- Theatrical release poster
- Directed by: Hiroshi Inagaki
- Screenplay by: Hiroshi Inagaki Takeshi Kimura
- Produced by: Tomoyuki Tanaka
- Starring: Ichikawa Somegorō VI; Yosuke Natsuki; Makoto Satō; Yuriko Hoshi; Kumi Mizuno; Mitsuko Kusabue; Yoshiko Kuga; Toshiro Mifune;
- Cinematography: Kazuo Yamada
- Edited by: Koichi Iwashita
- Music by: Akira Ifukube Kan Ishii
- Production company: Toho
- Release date: 1964;
- Running time: 108 minutes
- Country: Japan
- Language: Japanese

= Whirlwind (1964 film) =

Whirlwind (士魂魔道 大竜巻, Shikonmado Daitatsumaki) is a 1964 Japanese historical drama film directed by Hiroshi Inagaki, with special effects by Eiji Tsuburaya. The film is set during the seventeenth century and is about the aftermath of the Siege of Osaka.

==Plot==
In the 17th century, after the fall of Osaka to the forces of Shogun Tokugawa Ieyasu, several survivors of the Toyotomi clan try to deliver a young prince to safety.
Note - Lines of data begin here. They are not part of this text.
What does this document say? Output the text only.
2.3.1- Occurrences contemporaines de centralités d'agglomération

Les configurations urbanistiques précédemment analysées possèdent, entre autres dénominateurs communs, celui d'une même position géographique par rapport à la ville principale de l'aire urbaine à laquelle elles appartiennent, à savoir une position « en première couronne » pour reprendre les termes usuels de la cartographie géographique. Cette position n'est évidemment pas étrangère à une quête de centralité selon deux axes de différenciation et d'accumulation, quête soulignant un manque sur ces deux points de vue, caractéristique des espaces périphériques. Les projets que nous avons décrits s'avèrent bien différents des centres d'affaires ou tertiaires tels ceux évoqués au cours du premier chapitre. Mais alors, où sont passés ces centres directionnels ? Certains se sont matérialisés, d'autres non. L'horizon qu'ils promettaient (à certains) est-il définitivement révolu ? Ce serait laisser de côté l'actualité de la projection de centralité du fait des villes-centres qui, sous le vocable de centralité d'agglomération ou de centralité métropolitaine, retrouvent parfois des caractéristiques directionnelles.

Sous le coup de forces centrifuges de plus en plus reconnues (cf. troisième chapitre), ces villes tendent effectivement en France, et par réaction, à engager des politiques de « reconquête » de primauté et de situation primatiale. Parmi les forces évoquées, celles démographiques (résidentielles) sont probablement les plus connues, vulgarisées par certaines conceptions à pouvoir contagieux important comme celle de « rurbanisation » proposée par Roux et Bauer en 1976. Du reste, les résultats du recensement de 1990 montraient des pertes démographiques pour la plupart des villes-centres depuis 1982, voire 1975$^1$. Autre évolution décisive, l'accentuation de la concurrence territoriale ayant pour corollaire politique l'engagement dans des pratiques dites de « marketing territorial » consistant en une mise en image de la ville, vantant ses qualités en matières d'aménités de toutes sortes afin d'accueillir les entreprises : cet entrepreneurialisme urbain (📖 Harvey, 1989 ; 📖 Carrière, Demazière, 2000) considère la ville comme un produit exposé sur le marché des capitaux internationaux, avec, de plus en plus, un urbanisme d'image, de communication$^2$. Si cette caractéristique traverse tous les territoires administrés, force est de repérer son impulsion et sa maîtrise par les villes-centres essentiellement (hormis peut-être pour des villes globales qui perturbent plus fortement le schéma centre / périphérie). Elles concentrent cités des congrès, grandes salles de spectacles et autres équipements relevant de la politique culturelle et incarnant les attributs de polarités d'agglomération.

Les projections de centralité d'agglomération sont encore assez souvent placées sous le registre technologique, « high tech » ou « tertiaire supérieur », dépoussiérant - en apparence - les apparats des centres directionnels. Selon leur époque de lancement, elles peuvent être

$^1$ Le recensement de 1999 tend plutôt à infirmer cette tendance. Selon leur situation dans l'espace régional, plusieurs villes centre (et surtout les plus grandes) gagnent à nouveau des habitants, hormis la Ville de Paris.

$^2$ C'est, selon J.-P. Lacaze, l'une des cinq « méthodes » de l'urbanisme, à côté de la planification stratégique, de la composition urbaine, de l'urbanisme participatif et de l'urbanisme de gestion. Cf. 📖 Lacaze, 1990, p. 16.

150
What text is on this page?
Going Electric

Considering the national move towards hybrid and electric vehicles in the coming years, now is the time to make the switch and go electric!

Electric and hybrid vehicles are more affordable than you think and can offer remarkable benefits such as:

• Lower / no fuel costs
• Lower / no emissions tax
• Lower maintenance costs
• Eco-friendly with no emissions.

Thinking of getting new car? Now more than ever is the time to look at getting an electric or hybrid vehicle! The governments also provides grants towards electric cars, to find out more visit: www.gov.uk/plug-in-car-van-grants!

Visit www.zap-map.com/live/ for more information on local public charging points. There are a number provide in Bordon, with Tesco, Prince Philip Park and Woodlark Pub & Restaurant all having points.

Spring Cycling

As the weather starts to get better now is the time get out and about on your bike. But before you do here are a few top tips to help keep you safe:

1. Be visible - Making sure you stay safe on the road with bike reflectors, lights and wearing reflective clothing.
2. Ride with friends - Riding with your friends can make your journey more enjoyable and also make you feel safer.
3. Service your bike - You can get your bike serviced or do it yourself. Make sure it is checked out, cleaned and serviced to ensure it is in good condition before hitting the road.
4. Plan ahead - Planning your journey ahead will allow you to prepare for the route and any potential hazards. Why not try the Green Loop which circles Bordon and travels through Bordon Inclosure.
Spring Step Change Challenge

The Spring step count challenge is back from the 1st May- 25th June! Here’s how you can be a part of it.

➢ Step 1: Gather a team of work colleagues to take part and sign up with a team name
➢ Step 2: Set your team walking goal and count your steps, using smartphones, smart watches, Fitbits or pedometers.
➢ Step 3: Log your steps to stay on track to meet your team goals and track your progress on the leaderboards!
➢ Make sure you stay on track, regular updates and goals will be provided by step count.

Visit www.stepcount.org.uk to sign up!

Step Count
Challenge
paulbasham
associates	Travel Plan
They are betrayed by other survivors who want to enrich themselves under the pretext of re-establishing their clan.

==Cast==
- Ichikawa Somegorō VI as Jubei
- Yosuke Natsuki as Kyunosuke
- Yuriko Hoshi as Princess Kozato
- Toshiro Mifune as Lord Akashi
- Makoto Satō as the cook
- Akihiko Hirata Ryutaro Inoue
- Kumi Mizuno
- Mitsuko Kusabue
- Yoshiko Kuga
- Yoshio Inaba
- Ryosuke Kagawa
- Sachio Sakai
- Akira Kubo

== Production ==
Director Hiroshi Inagaki and special effects director Eiji Tsuburaya, were both busy with other projects, so they did not discuss from which direction the tornado would appear on the screen, but their directions were the same.